1. A Universidade do Estado do Rio de Janeiro – UERJ formalizou, com fundamento na alínea ‘a’ do inciso III do art. 102 da Carta da República, recurso extraordinário (eDoc 4) contra acórdão (eDoc 2) do Tribunal de Justiça do Estado do Rio de Janeiro. A ementa do julgamento apresenta o seguinte teor:


CONSTITUCIONAL. MANDADO DE INJUNÇÃO. PRELIMINAR DE ILEGITIMIDADE PASSIVA. ADICIONAL NOTURNO. TÉCNICO DE ENFERMAGEM PLANTONISTA. OMISSÃO LEGISLATIVA. PRECEDENTE DA JURISPRUDÊNCIA DO E. ÓRGÃO ESPECIAL. ORDEM CONCEDIDA.

Mandado de injunção impetrado por servidor público estadual ocupante do cargo de Técnico de Enfermagem lotado no Serviço no Hospital Universitário Pedro Ernesto com carga semanal de 30 horas, em plantão noturno, a fim de se reconhecer a omissão legislativa quanto a regulamentação do adicional noturno.

Rejeita-se a preliminar de perda superveniente do interesse processual pois o advento da lei nº 9424/21 não altera a situação de fato do Impetrante, para o que indispensável a atuação do Judiciário.

Rejeita-se a preliminar de ilegitimidade passiva do Reitor da Universidade do Estado do Rio de Janeiro, pois o mandado de injunção visa reconhecer omissão legislativa que interfere no direito do servidor. Além disso, no plano abstrato, como se analisam as condições da ação, o pedido e a causa de pedir se dirigem ao 2º Impetrado, o que justifica sua inclusão no polo passivo da relação processual.

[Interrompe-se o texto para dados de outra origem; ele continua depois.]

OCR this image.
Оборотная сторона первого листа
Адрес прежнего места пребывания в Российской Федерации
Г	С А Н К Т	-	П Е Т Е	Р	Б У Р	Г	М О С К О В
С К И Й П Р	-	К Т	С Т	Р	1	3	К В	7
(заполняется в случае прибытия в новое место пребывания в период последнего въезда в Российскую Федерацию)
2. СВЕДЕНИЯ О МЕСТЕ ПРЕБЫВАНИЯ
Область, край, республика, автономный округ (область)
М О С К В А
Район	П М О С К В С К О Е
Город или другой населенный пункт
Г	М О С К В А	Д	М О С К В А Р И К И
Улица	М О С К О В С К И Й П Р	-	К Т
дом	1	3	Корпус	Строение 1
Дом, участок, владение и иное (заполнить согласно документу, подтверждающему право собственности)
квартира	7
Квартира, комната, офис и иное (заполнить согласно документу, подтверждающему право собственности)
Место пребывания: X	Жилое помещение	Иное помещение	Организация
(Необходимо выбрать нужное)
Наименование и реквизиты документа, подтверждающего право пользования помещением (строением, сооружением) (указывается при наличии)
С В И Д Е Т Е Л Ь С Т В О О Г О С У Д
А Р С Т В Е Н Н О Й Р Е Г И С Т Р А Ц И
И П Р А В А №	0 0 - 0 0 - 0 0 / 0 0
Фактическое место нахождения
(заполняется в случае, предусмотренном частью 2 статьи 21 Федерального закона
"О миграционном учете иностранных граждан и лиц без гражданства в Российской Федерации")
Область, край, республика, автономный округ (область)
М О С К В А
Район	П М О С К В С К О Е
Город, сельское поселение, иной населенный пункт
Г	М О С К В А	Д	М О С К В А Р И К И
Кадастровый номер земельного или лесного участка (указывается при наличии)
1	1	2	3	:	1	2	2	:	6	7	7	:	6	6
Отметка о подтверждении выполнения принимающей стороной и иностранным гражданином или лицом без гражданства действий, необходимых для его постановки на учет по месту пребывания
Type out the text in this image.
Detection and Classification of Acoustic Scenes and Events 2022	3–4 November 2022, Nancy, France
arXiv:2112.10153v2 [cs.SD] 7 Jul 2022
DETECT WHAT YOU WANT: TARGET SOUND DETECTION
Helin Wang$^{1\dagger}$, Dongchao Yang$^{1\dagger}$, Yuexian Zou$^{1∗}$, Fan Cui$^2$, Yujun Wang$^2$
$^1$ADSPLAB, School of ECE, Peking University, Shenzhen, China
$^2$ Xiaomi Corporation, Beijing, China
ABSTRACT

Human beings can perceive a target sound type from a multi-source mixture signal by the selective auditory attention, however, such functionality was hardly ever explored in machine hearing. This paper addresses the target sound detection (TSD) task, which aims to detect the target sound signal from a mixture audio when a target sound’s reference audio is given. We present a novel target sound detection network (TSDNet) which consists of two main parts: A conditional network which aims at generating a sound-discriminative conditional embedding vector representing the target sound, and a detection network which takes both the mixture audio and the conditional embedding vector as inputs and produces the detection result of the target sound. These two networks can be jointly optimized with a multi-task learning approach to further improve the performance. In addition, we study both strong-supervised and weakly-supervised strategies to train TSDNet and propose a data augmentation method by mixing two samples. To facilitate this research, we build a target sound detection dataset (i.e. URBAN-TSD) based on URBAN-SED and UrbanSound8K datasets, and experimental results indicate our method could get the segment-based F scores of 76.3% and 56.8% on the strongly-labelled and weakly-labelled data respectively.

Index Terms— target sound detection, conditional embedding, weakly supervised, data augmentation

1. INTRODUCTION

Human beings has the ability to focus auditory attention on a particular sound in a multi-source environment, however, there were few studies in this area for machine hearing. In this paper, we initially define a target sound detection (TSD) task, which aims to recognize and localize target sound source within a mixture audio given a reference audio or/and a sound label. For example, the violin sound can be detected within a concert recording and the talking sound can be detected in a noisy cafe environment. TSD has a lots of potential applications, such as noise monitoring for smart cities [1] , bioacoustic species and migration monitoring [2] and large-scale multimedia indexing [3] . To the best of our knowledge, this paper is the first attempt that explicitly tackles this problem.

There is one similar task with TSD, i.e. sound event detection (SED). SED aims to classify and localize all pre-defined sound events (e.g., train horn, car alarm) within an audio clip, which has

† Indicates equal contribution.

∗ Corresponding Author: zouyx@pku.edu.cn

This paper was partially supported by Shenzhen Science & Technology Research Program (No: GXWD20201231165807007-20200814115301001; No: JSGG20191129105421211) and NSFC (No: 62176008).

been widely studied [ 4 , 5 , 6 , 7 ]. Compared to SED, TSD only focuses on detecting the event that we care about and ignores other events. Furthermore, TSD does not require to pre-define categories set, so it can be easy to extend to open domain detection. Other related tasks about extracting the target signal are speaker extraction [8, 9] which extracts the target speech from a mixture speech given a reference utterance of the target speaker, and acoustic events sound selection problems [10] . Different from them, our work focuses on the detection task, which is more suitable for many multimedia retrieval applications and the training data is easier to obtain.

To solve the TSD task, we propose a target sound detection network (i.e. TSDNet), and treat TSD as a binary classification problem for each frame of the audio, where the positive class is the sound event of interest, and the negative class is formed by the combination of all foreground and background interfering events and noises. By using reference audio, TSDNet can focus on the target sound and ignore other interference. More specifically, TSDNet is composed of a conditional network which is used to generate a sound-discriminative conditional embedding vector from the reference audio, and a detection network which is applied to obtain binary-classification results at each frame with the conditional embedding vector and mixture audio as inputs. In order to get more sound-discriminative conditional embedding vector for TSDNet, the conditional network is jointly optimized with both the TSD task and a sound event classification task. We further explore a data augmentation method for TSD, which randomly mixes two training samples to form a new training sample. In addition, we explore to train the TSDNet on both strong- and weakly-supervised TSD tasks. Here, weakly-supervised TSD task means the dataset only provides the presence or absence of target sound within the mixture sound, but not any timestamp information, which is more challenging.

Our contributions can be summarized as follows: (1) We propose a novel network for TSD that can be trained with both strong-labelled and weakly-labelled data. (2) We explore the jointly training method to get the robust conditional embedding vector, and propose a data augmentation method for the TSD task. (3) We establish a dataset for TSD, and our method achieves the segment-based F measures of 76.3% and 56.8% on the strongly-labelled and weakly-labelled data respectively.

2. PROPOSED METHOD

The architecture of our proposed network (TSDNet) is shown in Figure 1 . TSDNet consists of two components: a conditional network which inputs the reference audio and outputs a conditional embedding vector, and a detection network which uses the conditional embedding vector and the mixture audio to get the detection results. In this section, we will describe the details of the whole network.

De acordo com a Constituição Federal, constitui direito dos trabalhadores urbanos e rurais, além de outros que visem à melhoria de sua condição social, a remuneração do trabalho noturno superior à do diurno.

A lei estadual nº 9424/21 autoriza o pagamento de adicional noturno aos servidores públicos estaduais, mas a regra depende de regulamentação, estudo de impacto financeiro e não trata dos servidores que trabalham em regime de plantão.

Omissão a ser suprida.

Aplicação analógica das disposições da Consolidação das Leis do Trabalho até o legislador estadual disciplinar a matéria relativa ao adicional noturno para os servidores.


Sustenta, em síntese, que a conclusão da Corte Estadual, ao conceder, na espécie, o mandado de injunção para conferir, à parte recorrida, servidor público estadual ocupante do cargo de técnico de enfermagem plantonista, o direito à percepção de adicional noturno mesmo na inexistência de regulamentação infraconstitucional estadual apta a outorgar o pagamento dessa verba aos servidores da entidade recorrente, viola preceitos constitucionais.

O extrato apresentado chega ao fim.